Verstricktes Begehren

Dating ist für unsere Autorin nicht so wichtig.

10.05.21 > Sex & Beziehung

Von Marie Minkov
Illustration: Zora Asse

Der Einladung zu meinem ersten Date mit 17 habe ich aus Höflichkeit zugesagt und meine Mutter mitgenommen, um möglichst wenig mit ihm reden zu müssen. Es gibt kaum eine Phase im Datingprozess, die ich nicht unangenehm finde: aufeinander aufmerksam werden, Interesse bekunden, kennenlernen, sich annähern. Und am Ende die Frage: Warum das Ganze eigentlich?

Wenn Menschen meine eineiige Zwillingsschwester und mich fragen, ob wir uns gut verstehen, müssen wir lachen. Natürlich. Doch so gut wir uns verstehen, so schlecht verstehen wir uns mit anderen. Bereits als Kinder fiel es uns schwer, mit anderen zu

 

 

kommunizieren. Es war seltsam, wie sie die Dinge nicht auf Anhieb verstanden, wie anders ihre Gehirne programmiert waren. An Personen, die wir neu kennenlernten, hatten wir unrealistisch hohe Ansprüche. Wir waren daran gewöhnt, mit einer Person Zeit zu verbringen, die komplett auf uns abgestimmt ist. Freundschaften? Okay. Aber Dating? Schwierig.

Wenn wir anfangen, jemanden zu daten, bedeutet das, dass wir einander weniger Nachrichten am Tag schreiben, öfter abgelenkt sind, vielleicht nicht immer zuhören. Als das zum ersten Mal bei mir der Fall ist und ich eine Woche später mit meiner Schwester in einem Bett schlafe, sagt sie: „Du kuschelst irgendwie anders als sonst.“ Manchmal reden wir darüber, ob wir einander unsere Partner*innen vorstellen würden, auch wenn das bedeutet, in unserer Individualität gekränkt zu werden.

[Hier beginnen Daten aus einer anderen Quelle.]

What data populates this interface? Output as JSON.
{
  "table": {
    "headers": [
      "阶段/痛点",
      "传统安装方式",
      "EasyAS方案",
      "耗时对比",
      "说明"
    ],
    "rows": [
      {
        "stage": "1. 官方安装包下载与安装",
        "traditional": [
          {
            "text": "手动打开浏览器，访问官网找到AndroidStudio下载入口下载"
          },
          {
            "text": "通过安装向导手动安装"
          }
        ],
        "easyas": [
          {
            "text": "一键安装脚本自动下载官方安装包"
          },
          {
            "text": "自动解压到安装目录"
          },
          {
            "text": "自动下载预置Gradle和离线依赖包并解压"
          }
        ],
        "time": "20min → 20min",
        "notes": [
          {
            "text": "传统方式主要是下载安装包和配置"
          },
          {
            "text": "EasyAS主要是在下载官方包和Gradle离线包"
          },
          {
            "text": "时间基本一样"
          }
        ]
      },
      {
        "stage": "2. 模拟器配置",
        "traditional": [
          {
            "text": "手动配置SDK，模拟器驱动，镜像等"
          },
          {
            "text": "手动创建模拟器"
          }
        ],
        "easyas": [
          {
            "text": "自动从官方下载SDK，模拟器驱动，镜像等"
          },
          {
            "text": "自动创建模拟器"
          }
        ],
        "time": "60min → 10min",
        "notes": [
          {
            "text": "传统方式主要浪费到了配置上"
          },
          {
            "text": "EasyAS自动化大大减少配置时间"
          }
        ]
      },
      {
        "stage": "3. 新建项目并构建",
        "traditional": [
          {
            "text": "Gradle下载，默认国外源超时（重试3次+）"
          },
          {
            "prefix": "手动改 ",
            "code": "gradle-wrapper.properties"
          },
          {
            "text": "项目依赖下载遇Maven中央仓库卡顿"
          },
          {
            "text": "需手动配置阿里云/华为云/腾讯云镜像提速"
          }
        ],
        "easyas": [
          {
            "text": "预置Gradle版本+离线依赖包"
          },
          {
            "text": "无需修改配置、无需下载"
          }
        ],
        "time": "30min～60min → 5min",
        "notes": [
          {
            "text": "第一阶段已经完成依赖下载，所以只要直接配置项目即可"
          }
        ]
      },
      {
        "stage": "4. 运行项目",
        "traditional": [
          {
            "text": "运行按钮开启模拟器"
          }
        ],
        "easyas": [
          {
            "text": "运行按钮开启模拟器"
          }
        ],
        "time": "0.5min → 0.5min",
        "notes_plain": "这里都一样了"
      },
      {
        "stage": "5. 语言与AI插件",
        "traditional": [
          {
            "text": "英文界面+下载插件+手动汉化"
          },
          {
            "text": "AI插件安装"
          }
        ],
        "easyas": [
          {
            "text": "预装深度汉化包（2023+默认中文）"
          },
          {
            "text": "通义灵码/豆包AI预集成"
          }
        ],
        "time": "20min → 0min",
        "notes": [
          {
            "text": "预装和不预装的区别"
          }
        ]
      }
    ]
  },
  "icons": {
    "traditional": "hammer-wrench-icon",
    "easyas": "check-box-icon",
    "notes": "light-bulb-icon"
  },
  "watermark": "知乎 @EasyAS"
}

Missy Magazine 03/21 - Sex-Kommentar
© Zora Asse

Wenn mich jemand für meine Eigenarten begehrt und meine Schwester genau dieselben Eigenarten aufweist, würde ich mich daran gewöhnen können? Aber dazu kommt es erst gar nicht. Denn warum sollte ich mir den Aufwand machen, eine*n Partner*in zu suchen, wenn meine Seelenverwandte schon seit meiner Geburt mit mir abhängt? Die naheliegende Antwort: weil es Dinge gibt, die man nur aus romantischen oder sexuellen Beziehungen erlangen kann. Aber genau da liegt der Haken. Jahrelang suchte ich nach dem Verlangen in mir, das die Menschen um mich herum antreibt. Dem Verlangen nach Nähe, nach Körperlichkeit, nach Partnerschaft.

Meistens verorte ich mich auf einem asexuellen/aromantischen Spektrum. Manchmal frage ich mich aber auch, ob ich einfach Angst vor Nähe oder Ablehnung habe. Dass ich eine sichtbare Behinderung habe, macht diese Diagnose für mich und für andere naheliegend, als müsse die Scham um meinen Körper gezwungenermaßen so groß sein, dass ich andere Menschen an ihm nicht teilhaben lassen kann.

Es stimmt, dass ich meinen Körper tendenziell in einem medizinischen Kontext wahrnehme. Schließlich musste ich mich öfter vor Ärzt*innen als vor irgendwelchen anderen Menschen ausziehen, wurde öfter zu medizinischen Zwecken als zu sexuellen zwischen den Beinen berührt. Es stimmt auch, dass ich Onlinebekanntschaften meistens nicht mehr antworte, wenn es um die Frage nach dem Treffen geht, weil ich nicht weiß, wie ich, ohne die nervigen Reaktionen aushalten zu müssen, von meiner Behinderung erzählen soll.

Andererseits habe ich aber eben auch einfach keine Lust auf Sex und zu diesem Zeitpunkt keine Bedürfnisse, die es nötig machen würden, jemanden kennenzulernen. Wenn ich meine Schwester frage, wie es bei ihr ist, zuckt sie mit den Schultern. Das Schöne an Sexualität ist, dass man sich nicht entscheiden muss.

Dieser Text erschien zuerst in Missy 03/21.